The expanded mobile gaming regulation takes effect Oct. 1, and companies like technology-rich Cantor Gaming are already preparing to take advantage of the new rules.
Under the revised regulation, licensees wanting to expose new sections of a property to mobile gaming would have to convince the chairman of the state Gaming Control Board that they have the ability to monitor play and assure regulators that gaming laws are obeyed.
The critical test will be assuring regulators that only people of lawful gambling age would operate the devices.
Mark Lipparelli, chairman of the Control Board, said identifying the player holding the device will be key, with some form of biometric ID or sophisticated password protection likely to be involved.
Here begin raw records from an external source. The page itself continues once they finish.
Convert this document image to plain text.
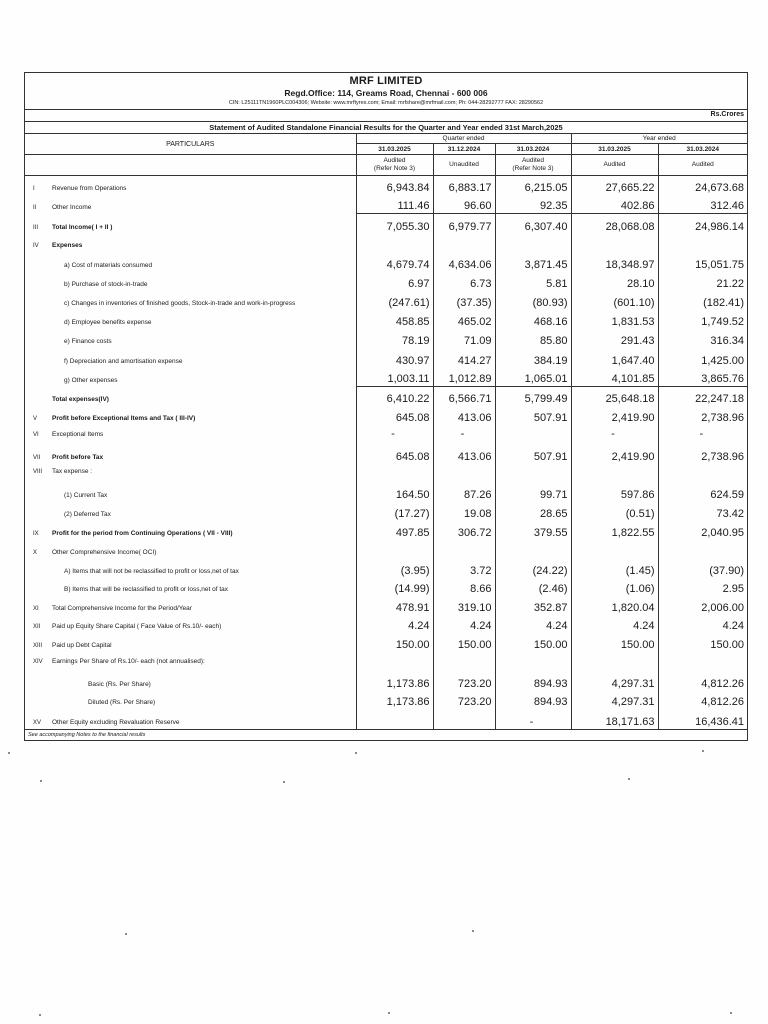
MRF LIMITED
Regd.Office: 114, Greams Road, Chennai - 600 006
CIN: L25111TN1960PLC004306; Website: www.mrftyres.com; Email: mrfshare@mrfmail.com; Ph: 044-28292777 FAX: 28290562
Rs.Crores
Statement of Audited Standalone Financial Results for the Quarter and Year ended 31st March,2025						
PARTICULARS		Quarter ended			Year ended	
		31.03.2025	31.12.2024	31.03.2024	31.03.2025	31.03.2024
		Audited
(Refer Note 3)	Unaudited	Audited
(Refer Note 3)	Audited	Audited
I	Revenue from Operations	6,943.84	6,883.17	6,215.05	27,665.22	24,673.68
II	Other Income	111.46	96.60	92.35	402.86	312.46
III	Total Income( I + II )	7,055.30	6,979.77	6,307.40	28,068.08	24,986.14
IV	Expenses					
	a) Cost of materials consumed	4,679.74	4,634.06	3,871.45	18,348.97	15,051.75
	b) Purchase of stock-in-trade	6.97	6.73	5.81	28.10	21.22
	c) Changes in inventories of finished goods, Stock-in-trade and work-in-progress	(247.61)	(37.35)	(80.93)	(601.10)	(182.41)
	d) Employee benefits expense	458.85	465.02	468.16	1,831.53	1,749.52
	e) Finance costs	78.19	71.09	85.80	291.43	316.34
	f) Depreciation and amortisation expense	430.97	414.27	384.19	1,647.40	1,425.00
	g) Other expenses	1,003.11	1,012.89	1,065.01	4,101.85	3,865.76
	Total expenses(IV)	6,410.22	6,566.71	5,799.49	25,648.18	22,247.18
V	Profit before Exceptional Items and Tax ( III-IV)	645.08	413.06	507.91	2,419.90	2,738.96
VI	Exceptional Items	-	-		-	-
VII	Profit before Tax	645.08	413.06	507.91	2,419.90	2,738.96
VIII	Tax expense :					
	(1) Current Tax	164.50	87.26	99.71	597.86	624.59
	(2) Deferred Tax	(17.27)	19.08	28.65	(0.51)	73.42
IX	Profit for the period from Continuing Operations ( VII - VIII)	497.85	306.72	379.55	1,822.55	2,040.95
X	Other Comprehensive Income( OCI)					
	A) Items that will not be reclassified to profit or loss,net of tax	(3.95)	3.72	(24.22)	(1.45)	(37.90)
	B) Items that will be reclassified to profit or loss,net of tax	(14.99)	8.66	(2.46)	(1.06)	2.95
XI	Total Comprehensive Income for the Period/Year	478.91	319.10	352.87	1,820.04	2,006.00
XII	Paid up Equity Share Capital ( Face Value of Rs.10/- each)	4.24	4.24	4.24	4.24	4.24
XIII	Paid up Debt Capital	150.00	150.00	150.00	150.00	150.00
XIV	Earnings Per Share of Rs.10/- each (not annualised):					
	Basic (Rs. Per Share)	1,173.86	723.20	894.93	4,297.31	4,812.26
	Diluted (Rs. Per Share)	1,173.86	723.20	894.93	4,297.31	4,812.26
XV	Other Equity excluding Revaluation Reserve			-	18,171.63	16,436.41
See accompanying Notes to the financial results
Lipparelli said licensing would be reviewed on a case-by-case basis and granted to individual properties after reviews by the Control Board’s technology experts.
“I’m sure that some companies will be able to do this better than others,” he told commissioners before the vote.
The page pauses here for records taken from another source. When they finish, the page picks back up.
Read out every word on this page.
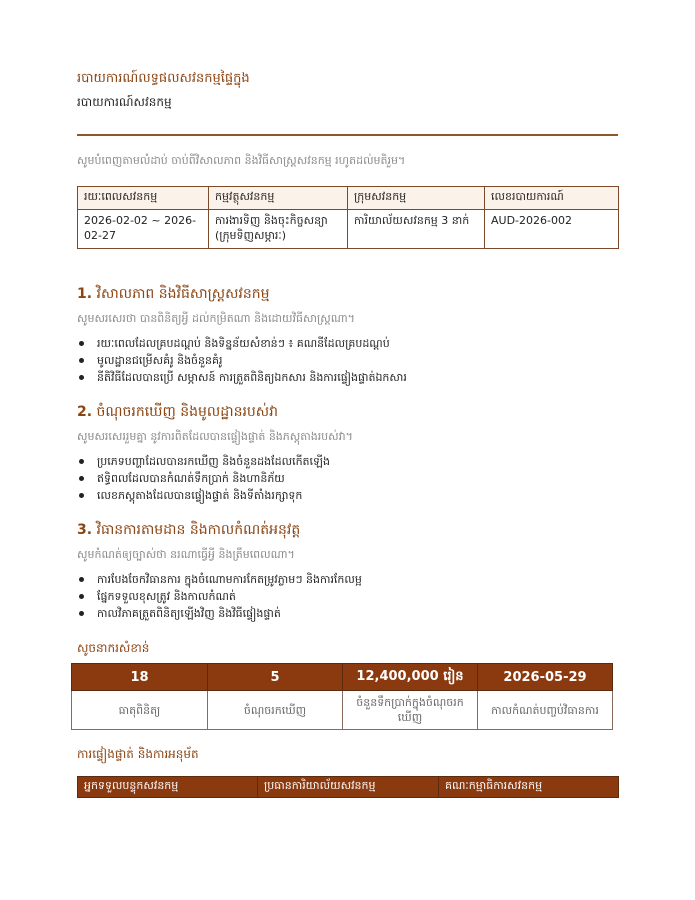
របាយការណ៍លទ្ធផលសវនកម្មផ្ទៃក្នុង
របាយការណ៍សវនកម្ម
សូមបំពេញតាមលំដាប់ ចាប់ពីវិសាលភាព និងវិធីសាស្ត្រសវនកម្ម រហូតដល់មតិរួម។
រយៈពេលសវនកម្ម	កម្មវត្ថុសវនកម្ម	ក្រុមសវនកម្ម	លេខរបាយការណ៍
2026-02-02 ~ 2026-02-27	ការងារទិញ និងចុះកិច្ចសន្យា (ក្រុមទិញសម្ភារៈ)	ការិយាល័យសវនកម្ម 3 នាក់	AUD-2026-002
1. វិសាលភាព និងវិធីសាស្ត្រសវនកម្ម
សូមសរសេរថា បានពិនិត្យអ្វី ដល់កម្រិតណា និងដោយវិធីសាស្ត្រណា។
រយៈពេលដែលគ្របដណ្តប់ និងទិន្នន័យសំខាន់ៗ ៖ គណនីដែលគ្របដណ្តប់
មូលដ្ឋានជម្រើសគំរូ និងចំនួនគំរូ
នីតិវិធីដែលបានប្រើ សម្ភាសន៍ ការត្រួតពិនិត្យឯកសារ និងការផ្ទៀងផ្ទាត់ឯកសារ
2. ចំណុចរកឃើញ និងមូលដ្ឋានរបស់វា
សូមសរសេររួមគ្នា នូវការពិតដែលបានផ្ទៀងផ្ទាត់ និងភស្តុតាងរបស់វា។
ប្រភេទបញ្ហាដែលបានរកឃើញ និងចំនួនដងដែលកើតឡើង
ឥទ្ធិពលដែលបានកំណត់ទឹកប្រាក់ និងហានិភ័យ
លេខភស្តុតាងដែលបានផ្ទៀងផ្ទាត់ និងទីតាំងរក្សាទុក
3. វិធានការតាមដាន និងកាលកំណត់អនុវត្ត
សូមកំណត់ឲ្យច្បាស់ថា នរណាធ្វើអ្វី និងត្រឹមពេលណា។
ការបែងចែកវិធានការ ក្នុងចំណោមការកែតម្រូវភ្លាមៗ និងការកែលម្អ
ផ្នែកទទួលខុសត្រូវ និងកាលកំណត់
កាលវិភាគត្រួតពិនិត្យឡើងវិញ និងវិធីផ្ទៀងផ្ទាត់
សូចនាករសំខាន់
18	5	12,400,000 រៀន	2026-05-29
ធាតុពិនិត្យ	ចំណុចរកឃើញ	ចំនួនទឹកប្រាក់ក្នុងចំណុចរកឃើញ	កាលកំណត់បញ្ចប់វិធានការ
ការផ្ទៀងផ្ទាត់ និងការអនុម័ត
អ្នកទទួលបន្ទុកសវនកម្ម	ប្រធានការិយាល័យសវនកម្ម	គណៈកម្មាធិការសវនកម្ម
One of those companies is expected to be Cantor Gaming, which already operates mobile gaming systems at the M Resort Spa Casino, the Hard Rock Hotel & Casino, the Tropicana Las Vegas and the Cosmopolitan of Las Vegas. The company also has been licensed to manage the race and sports book at the Venetian and Palazzo and has been contracted to run the book at the Plaza downtown.
Nevada regulations already allow mobile gaming in public areas, such as restaurants and swimming pools, at licensed properties. Under the new rules, mobile gaming could occur in rooms, parking lots, parking garages or any other area the Control Board chairman approves.
Lipparelli said there have been virtually no security or technology problems since mobile gaming was introduced by Cantor in 2009 after being licensed in 2008. The initial mobile gaming regulations were adopted in 2006.
It’s unclear how much additional gaming revenue would be generated in Nevada with the new rules in place.
The commission also approved three other regulation amendments, including rules that spell out how casinos must report revenue generated when gamblers fail to redeem tickets dispensed by slot machines.
Legislation approved in the last session requires casinos to turn over to the state 75 percent of the revenue generated from unredeemed tickets. The state expects to collect $35 million in the next biennium under the change. Previously, casinos kept all the revenue from missing tickets.
The commission also approved regulations that allow the state to send official notices and communications to licensees by email instead of to street addresses or Post Office boxes. A revised regulation also allows regulators to post changes or revisions to technical standards on its Internet website instead of in legal advertisements in newspapers.